Они сидели в угловой комнате, которая еще при Наталии Александровне – давным-давно покойной первой жене Люшиного отца – называлась музыкальной. Прежде здесь стоял рояль, а теперь – изящное пианино грушевого дерева, с подсвечниками в виде изогнутых лоз. В его полированном боку отражалась горка яблок на блюде и узкая бутылка мозельского. Светлое вино, разлитое в стаканы, вспыхивало радостными искрами.

– С той, которая точно понравится, – усмехнулась Люша. – Хорошего-то каждому охота.

– Скоро революция будет! Вот! – вытаращив зеленые глаза, выпалила Марыся.

– Гм-м… – Люша задумалась. – А у тебя-то откуда верные сведения могут быть? Ты в партию какую, что ли, вступила?

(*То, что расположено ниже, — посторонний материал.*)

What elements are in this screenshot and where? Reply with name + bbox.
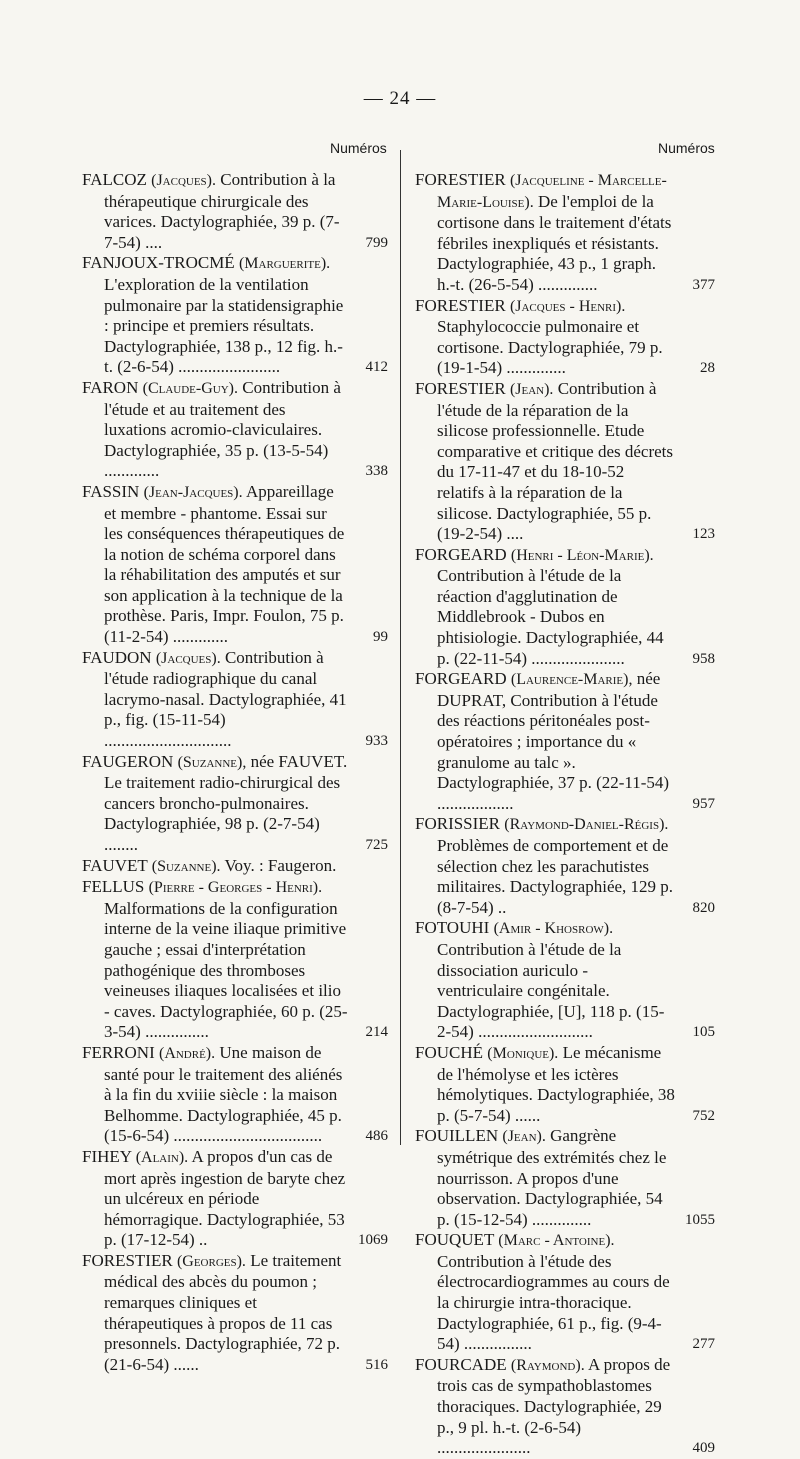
index-entry (415, 296, 715, 379)
entry-name: FOUILLEN (415, 1126, 499, 1146)
entry-name: FOUQUET (415, 1230, 495, 1250)
entry-number: 338 (365, 463, 388, 480)
entry-number: 412 (365, 359, 388, 376)
entry-number: 409 (692, 1440, 715, 1457)
left-column (82, 170, 388, 1375)
entry-number: 958 (692, 650, 715, 667)
entry-name: FOTOUHI (415, 918, 490, 938)
entry-name: FORGEARD (415, 544, 507, 564)
entry-given-name: (Suzanne), (177, 753, 247, 771)
entry-number: 820 (692, 899, 715, 916)
entry-number: 957 (692, 795, 715, 812)
entry-number: 277 (692, 1336, 715, 1353)
entry-name: FIHEY (82, 1146, 132, 1166)
entry-given-name: (Jacques). (155, 649, 221, 667)
entry-name: FORESTIER (415, 378, 506, 398)
entry-name: FOUCHÉ (415, 1042, 484, 1062)
entry-name: FORGEARD (415, 669, 507, 689)
entry-description: Malformations de la configuration interne de la veine iliaque primitive gauche ; essai d'interprétation pathogénique des thromboses veineuses iliaques localisées et ilio - caves. Dactylographiée, 60 p. (25-3-54) ............... (104, 898, 348, 1042)
entry-description: Contribution à l'étude radiographique du canal lacrymo-nasal. Dactylographiée, 41 p., fig. (15-11-54) .............................. (104, 647, 347, 751)
entry-given-name: (Jacques - Henri). (509, 297, 626, 315)
entry-name: FAUGERON (82, 751, 174, 771)
entry-given-name: (Marguerite). (238, 255, 331, 273)
entry-given-name: (Pierre - Georges - Henri). (148, 879, 323, 897)
entry-name: FOURCADE (415, 1354, 507, 1374)
entry-given-name: (Laurence-Marie), (510, 671, 633, 689)
entry-given-name: (Jean). (509, 380, 554, 398)
entry-given-name: (Alain). (135, 1148, 189, 1166)
entry-description: née DUPRAT, Contribution à l'étude des réactions péritonéales post-opératoires ; importance du « granulome au talc ». Dactylographiée, 37 p. (22-11-54) .................. (437, 669, 670, 813)
index-entry (82, 648, 388, 752)
index-entry (82, 877, 388, 1043)
index-entry (82, 1251, 388, 1376)
entry-description: A propos d'un cas de mort après ingestion de baryte chez un ulcéreux en période hémorragique. Dactylographiée, 53 p. (17-12-54) .. (104, 1146, 346, 1250)
index-entry (415, 669, 715, 814)
entry-given-name: (Georges). (176, 1252, 246, 1270)
entry-name: FORESTIER (415, 170, 506, 189)
index-entry (82, 378, 388, 482)
entry-name: FERRONI (82, 1042, 155, 1062)
entry-name: FASSIN (82, 481, 140, 501)
entry-number: 28 (700, 360, 715, 377)
entry-given-name: (Raymond). (510, 1356, 585, 1374)
entry-description: Contribution à l'étude de la réaction d'agglutination de Middlebrook - Dubos en phtisiologie. Dactylographiée, 44 p. (22-11-54) ...................... (437, 566, 664, 668)
entry-given-name: (Raymond-Daniel-Régis). (504, 816, 669, 834)
entry-name: FORESTIER (82, 1250, 173, 1270)
entry-given-name: (Monique). (487, 1044, 559, 1062)
entry-number: 933 (365, 733, 388, 750)
entry-given-name: (Jacqueline - Marcelle-Marie-Louise). (437, 172, 667, 211)
entry-given-name: (André). (158, 1044, 216, 1062)
index-entry (415, 1230, 715, 1355)
entry-number: 99 (373, 629, 388, 646)
right-column (415, 170, 715, 1459)
entry-number: 105 (692, 1024, 715, 1041)
entry-description: Contribution à l'étude et au traitement des luxations acromio-claviculaires. Dactylographiée, 35 p. (13-5-54) ............. (104, 377, 341, 481)
entry-description: Contribution à l'étude de la dissociation auriculo - ventriculaire congénitale. Dactylographiée, [U], 118 p. (15-2-54) ........................... (437, 939, 665, 1042)
entry-name: FANJOUX-TROCMÉ (82, 253, 235, 273)
index-entry (415, 1043, 715, 1126)
index-entry (415, 379, 715, 545)
entry-given-name: (Jean). (502, 1128, 546, 1146)
index-entry (82, 482, 388, 648)
entry-description: Contribution à l'étude des électrocardiogrammes au cours de la chirurgie intra-thoracique. Dactylographiée, 61 p., fig. (9-4-54) ................ (437, 1251, 670, 1354)
entry-number: 752 (692, 1107, 715, 1124)
entry-description: L'exploration de la ventilation pulmonaire par la statidensigraphie : principe et premiers résultats. Dactylographiée, 138 p., 12 fig. h.-t. (2-6-54) ........................ (104, 274, 344, 377)
entry-number: 123 (692, 526, 715, 543)
entry-description: Appareillage et membre - phantome. Essai sur les conséquences thérapeutiques de la notion de schéma corporel dans la réhabilitation des amputés et sur son application à la technique de la prothèse. Paris, Impr. Foulon, 75 p. (11-2-54) ............. (104, 481, 345, 647)
entry-name: FORISSIER (415, 814, 501, 834)
entry-description: née FAUVET. Le traitement radio-chirurgical des cancers broncho-pulmonaires. Dactylographiée, 98 p. (2-7-54) ........ (104, 751, 348, 854)
column-header-right: Numéros (658, 140, 715, 156)
index-entry (415, 170, 715, 296)
index-entry (82, 752, 388, 856)
column-divider (400, 150, 401, 1145)
entry-given-name: (Jacques). (151, 172, 216, 189)
index-entry (415, 1126, 715, 1230)
entry-given-name: (Henri - Léon-Marie). (510, 546, 654, 564)
entry-given-name: (Marc - Antoine). (498, 1232, 615, 1250)
index-entry (415, 1355, 715, 1459)
entry-given-name: (Jean-Jacques). (143, 483, 243, 501)
entry-number: 725 (365, 837, 388, 853)
entry-description: De l'emploi de la cortisone dans le traitement d'états fébriles inexpliqués et résistants. Dactylographiée, 43 p., 1 graph. h.-t. (26-5-54) .............. (437, 191, 672, 294)
entry-number: 1069 (358, 1232, 388, 1249)
entry-name: FAUVET (82, 855, 148, 875)
entry-number: 486 (365, 1128, 388, 1145)
entry-given-name: (Suzanne). (151, 857, 221, 875)
index-entry (82, 856, 388, 878)
entry-name: FARON (82, 377, 139, 397)
column-header-left: Numéros (330, 140, 387, 156)
index-entry (415, 918, 715, 1043)
entry-number: 799 (365, 234, 388, 251)
index-entry (82, 1043, 388, 1147)
entry-name: FALCOZ (82, 170, 147, 189)
index-entry (415, 545, 715, 670)
entry-description: Gangrène symétrique des extrémités chez le nourrisson. A propos d'une observation. Dactylographiée, 54 p. (15-12-54) .............. (437, 1126, 667, 1229)
index-entry (415, 814, 715, 918)
entry-name: FORESTIER (415, 295, 506, 315)
entry-number: 377 (692, 276, 715, 293)
entry-given-name: (Amir - Khosrow). (493, 920, 614, 938)
entry-name: FELLUS (82, 877, 145, 897)
entry-number: 516 (365, 1356, 388, 1373)
entry-description: A propos de trois cas de sympathoblastomes thoraciques. Dactylographiée, 29 p., 9 pl. h.-t. (2-6-54) ...................... (437, 1354, 671, 1458)
entry-description: Voy. : Faugeron. (220, 855, 337, 875)
index-entry (82, 170, 388, 253)
entry-description: Une maison de santé pour le traitement des aliénés à la fin du xviiie siècle : la maison Belhomme. Dactylographiée, 45 p. (15-6-54) ................................... (104, 1042, 343, 1146)
entry-description: Problèmes de comportement et de sélection chez les parachutistes militaires. Dactylographiée, 129 p. (8-7-54) .. (437, 836, 674, 917)
entry-description: Contribution à l'étude de la réparation de la silicose professionnelle. Etude comparative et critique des décrets du 17-11-47 et du 18-10-52 relatifs à la réparation de la silicose. Dactylographiée, 55 p. (19-2-54) .... (437, 378, 673, 544)
entry-number: 214 (365, 1024, 388, 1041)
entry-number: 1055 (685, 1211, 715, 1228)
entry-name: FAUDON (82, 647, 152, 667)
entry-description: Contribution à la thérapeutique chirurgicale des varices. Dactylographiée, 39 p. (7-7-54) .... (104, 170, 340, 252)
entry-given-name: (Claude-Guy). (142, 379, 238, 397)
page-number: — 24 — (363, 88, 437, 109)
index-entry (82, 253, 388, 378)
entry-description: Le traitement médical des abcès du poumon ; remarques cliniques et thérapeutiques à propos de 11 cas presonnels. Dactylographiée, 72 p. (21-6-54) ...... (104, 1250, 342, 1374)
entry-description: Le mécanisme de l'hémolyse et les ictères hémolytiques. Dactylographiée, 38 p. (5-7-54) ...... (437, 1042, 675, 1125)
entry-description: Staphylococcie pulmonaire et cortisone. Dactylographiée, 79 p. (19-1-54) .............. (437, 317, 663, 378)
index-entry (82, 1147, 388, 1251)
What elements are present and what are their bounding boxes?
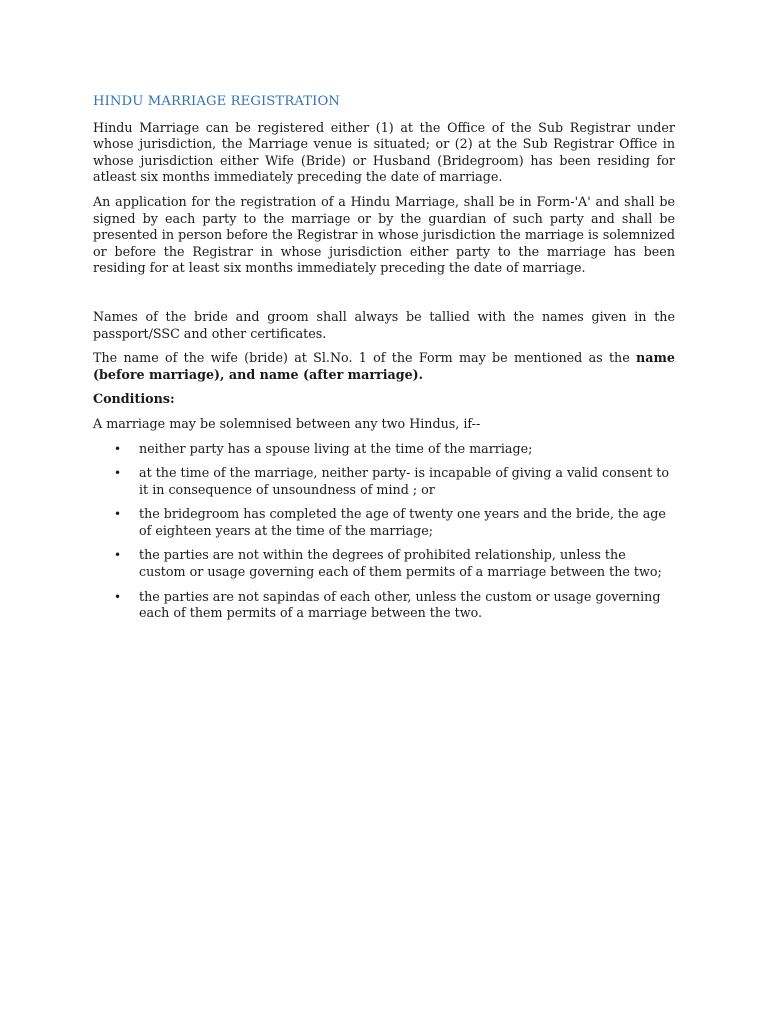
bullet-icon: • xyxy=(114,589,122,604)
bullet-icon: • xyxy=(114,548,122,563)
list-item-text: the parties are not sapindas of each other, unless the custom or usage governing each of them permits of a marriage between the two. xyxy=(139,588,661,621)
list-item-text: at the time of the marriage, neither party- is incapable of giving a valid consent to it in consequence of unsoundness of mind ; or xyxy=(139,465,669,497)
list-item-text: the bridegroom has completed the age of twenty one years and the bride, the age of eighteen years at the time of the marriage; xyxy=(139,506,666,538)
wife-name-text: The name of the wife (bride) at Sl.No. 1 of the Form may be mentioned as the xyxy=(93,350,637,366)
conditions-intro: A marriage may be solemnised between any two Hindus, if-- xyxy=(93,415,481,431)
paragraph-wife-name xyxy=(93,350,675,383)
list-item xyxy=(93,547,675,580)
bullet-icon: • xyxy=(114,466,122,481)
bullet-icon: • xyxy=(114,441,122,456)
list-item xyxy=(93,589,675,622)
paragraph-registration-location: Hindu Marriage can be registered either (1) at the Office of the Sub Registrar under whose jurisdiction, the Marriage venue is situated; or (2) at the Sub Registrar Office in whose jurisdiction either Wife (Bride) or Husband (Bridegroom) has been residing for atleast six months immediately preceding the date of marriage. xyxy=(93,119,675,185)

– Глаза у меня есть и голова к ним – того достаточно, – отрезала Марыся. – Ты в деревне живешь, а я-то – в Первопрестольной. Очереди за хлебом и бакалеей засветло стоят. Все вздорожало в разы. Сахар по карточкам, муки пшеничной не хватает. В Петрограде, люди говорят, все то же. Поезда ходят через пень колоду, все эшелонами забито. Солдаты с фронта бегут. Лавки уже громить начали… Ничего тебе не напоминает?

– А с чего ты взяла, что мне все это понравится?

Теперь задумалась, покусывая розовый ноготь, Марыся.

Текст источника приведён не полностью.